Ethan Hodek and Maggy Rhein of Round Mountain are participating in a pilot program through the Arkansas Department of Agriculture in hopes of seeing hemp make a comeback for a variety of uses – none of them involve “getting high.”

Though recreational marijuana and some medicinal varieties have a high level of the psychoactive compound THC, the varieties grown by Hodek and Rhein have less than .3 percent THC, and thus qualify as hemp.

Hemp also produces cannabidiol (CBD), cannabigerol (CBG) and other sought-after compounds. Ethan says there are more than 120 known medicinal compounds in hemp.

The partners are part of the Industrial Hemp Research Pilot Program authorized by the 2014 federal Farm Bill and initiated in Arkansas in 2019. As of the 2018 Farm Bill, hemp cultivation is allowed in all 50 states, regulated by individual state laws.

“Basically,” Ethan says, “since 2018, CBD and all these hemp compounds have been completely federally legal in all 50 states.”

To help illustrate the difference between hemp and marijuana, they use tomatoes as an analogy, saying a person can grow a large tomato suitable for slicing, or use different seeds to grow a small cherry tomato.

Maggy explains: “They’re both tomatoes, the plants look very similar as they’re growing, they smell the same, but the fruit/product that you’re gonna harvest at the end serves a different purpose.”
Research has produced specific genetic varieties with high CBD or high CBG in the flowers, which is the focus of plants grown for medicinal purposes. Other varieties may grow 20 feet tall and be used for fiber.

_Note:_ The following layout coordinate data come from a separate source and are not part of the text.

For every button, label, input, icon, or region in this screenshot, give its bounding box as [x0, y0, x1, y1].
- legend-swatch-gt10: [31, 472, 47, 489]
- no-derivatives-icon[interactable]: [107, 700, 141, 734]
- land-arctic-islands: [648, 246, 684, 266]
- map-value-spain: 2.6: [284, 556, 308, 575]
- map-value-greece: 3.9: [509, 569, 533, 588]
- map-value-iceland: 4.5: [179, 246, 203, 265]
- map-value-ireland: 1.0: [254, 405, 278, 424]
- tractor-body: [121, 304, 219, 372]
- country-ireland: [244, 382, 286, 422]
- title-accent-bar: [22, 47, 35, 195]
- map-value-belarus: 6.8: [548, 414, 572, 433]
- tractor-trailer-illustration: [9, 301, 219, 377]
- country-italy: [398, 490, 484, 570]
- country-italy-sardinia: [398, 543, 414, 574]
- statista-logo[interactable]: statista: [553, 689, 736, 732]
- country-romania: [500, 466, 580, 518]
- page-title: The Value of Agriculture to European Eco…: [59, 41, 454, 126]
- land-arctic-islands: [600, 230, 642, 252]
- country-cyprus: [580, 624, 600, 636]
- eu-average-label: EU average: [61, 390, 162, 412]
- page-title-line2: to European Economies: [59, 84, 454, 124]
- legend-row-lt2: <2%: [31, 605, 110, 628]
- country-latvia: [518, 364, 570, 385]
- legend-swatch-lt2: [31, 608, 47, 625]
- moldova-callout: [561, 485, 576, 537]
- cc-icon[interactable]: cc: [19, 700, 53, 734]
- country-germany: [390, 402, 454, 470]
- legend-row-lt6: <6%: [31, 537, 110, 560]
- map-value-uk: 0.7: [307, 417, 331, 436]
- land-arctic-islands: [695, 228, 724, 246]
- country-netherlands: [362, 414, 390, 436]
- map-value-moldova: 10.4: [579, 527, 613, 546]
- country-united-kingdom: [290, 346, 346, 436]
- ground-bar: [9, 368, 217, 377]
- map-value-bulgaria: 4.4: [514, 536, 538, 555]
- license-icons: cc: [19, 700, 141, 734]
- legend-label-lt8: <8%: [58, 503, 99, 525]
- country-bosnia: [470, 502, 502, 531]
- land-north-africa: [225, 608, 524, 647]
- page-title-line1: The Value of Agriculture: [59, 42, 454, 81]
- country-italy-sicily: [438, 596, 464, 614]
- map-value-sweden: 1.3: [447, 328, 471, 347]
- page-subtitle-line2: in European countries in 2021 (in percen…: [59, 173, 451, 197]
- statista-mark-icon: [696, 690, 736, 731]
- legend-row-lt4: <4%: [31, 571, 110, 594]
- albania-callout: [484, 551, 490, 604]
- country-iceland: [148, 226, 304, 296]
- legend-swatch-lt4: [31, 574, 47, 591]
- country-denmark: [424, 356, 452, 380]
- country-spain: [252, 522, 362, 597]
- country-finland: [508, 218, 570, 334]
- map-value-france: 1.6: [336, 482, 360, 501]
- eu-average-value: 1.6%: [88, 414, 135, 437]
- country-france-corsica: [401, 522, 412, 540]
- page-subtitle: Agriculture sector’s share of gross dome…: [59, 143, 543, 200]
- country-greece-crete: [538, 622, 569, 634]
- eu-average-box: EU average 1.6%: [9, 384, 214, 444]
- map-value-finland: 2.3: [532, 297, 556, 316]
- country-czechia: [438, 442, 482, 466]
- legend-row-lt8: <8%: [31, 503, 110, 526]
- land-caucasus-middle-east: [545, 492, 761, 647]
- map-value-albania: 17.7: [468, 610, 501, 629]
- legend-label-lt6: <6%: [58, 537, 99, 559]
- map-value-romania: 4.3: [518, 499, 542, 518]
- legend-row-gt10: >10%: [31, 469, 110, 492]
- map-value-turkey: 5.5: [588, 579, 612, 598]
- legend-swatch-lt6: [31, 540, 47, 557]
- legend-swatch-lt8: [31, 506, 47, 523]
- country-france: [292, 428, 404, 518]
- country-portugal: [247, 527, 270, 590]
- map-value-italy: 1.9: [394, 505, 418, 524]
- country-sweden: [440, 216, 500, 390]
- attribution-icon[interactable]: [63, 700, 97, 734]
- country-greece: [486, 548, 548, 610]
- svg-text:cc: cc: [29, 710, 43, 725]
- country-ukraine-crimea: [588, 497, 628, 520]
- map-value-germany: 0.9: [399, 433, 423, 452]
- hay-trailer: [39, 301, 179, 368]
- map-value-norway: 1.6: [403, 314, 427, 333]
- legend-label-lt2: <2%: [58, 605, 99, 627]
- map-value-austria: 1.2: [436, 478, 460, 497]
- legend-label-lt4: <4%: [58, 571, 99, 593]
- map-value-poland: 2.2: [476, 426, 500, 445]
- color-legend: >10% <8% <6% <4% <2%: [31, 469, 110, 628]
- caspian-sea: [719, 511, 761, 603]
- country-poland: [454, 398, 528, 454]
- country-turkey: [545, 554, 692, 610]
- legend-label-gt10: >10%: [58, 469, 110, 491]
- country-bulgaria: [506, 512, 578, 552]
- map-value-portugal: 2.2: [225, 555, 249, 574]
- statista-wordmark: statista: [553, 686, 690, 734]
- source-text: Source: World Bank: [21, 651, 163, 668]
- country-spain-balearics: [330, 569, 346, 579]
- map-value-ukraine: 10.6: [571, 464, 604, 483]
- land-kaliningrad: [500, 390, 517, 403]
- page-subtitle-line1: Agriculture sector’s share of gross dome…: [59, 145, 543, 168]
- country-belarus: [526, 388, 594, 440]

It is all cannabis sativa. Legally, Ethan explains, cannabis sativa producing less than .3 percent THC is hemp, and cannabis sativa producing more than .3 percent THC is marijuana.

“Genetics are so much different,” Ethan says. “What somebody is growing in their warehouse under lights for the medical marijuana program is a completely different seed and plant genetic lineage than the cannabis we’re growing out here in the organic soil under the sun that’s producing high CBD instead of high THC.”

Maggy says they work with different varieties obtained from reputable sources so that when they obtain seeds, they can trust them to be what is expected. State inspectors visit the farm and take random samples during growing season, and the samples are tested at the state lab before approval is given to harvest.

“They literally come and test each variety that we have,” Ethan says.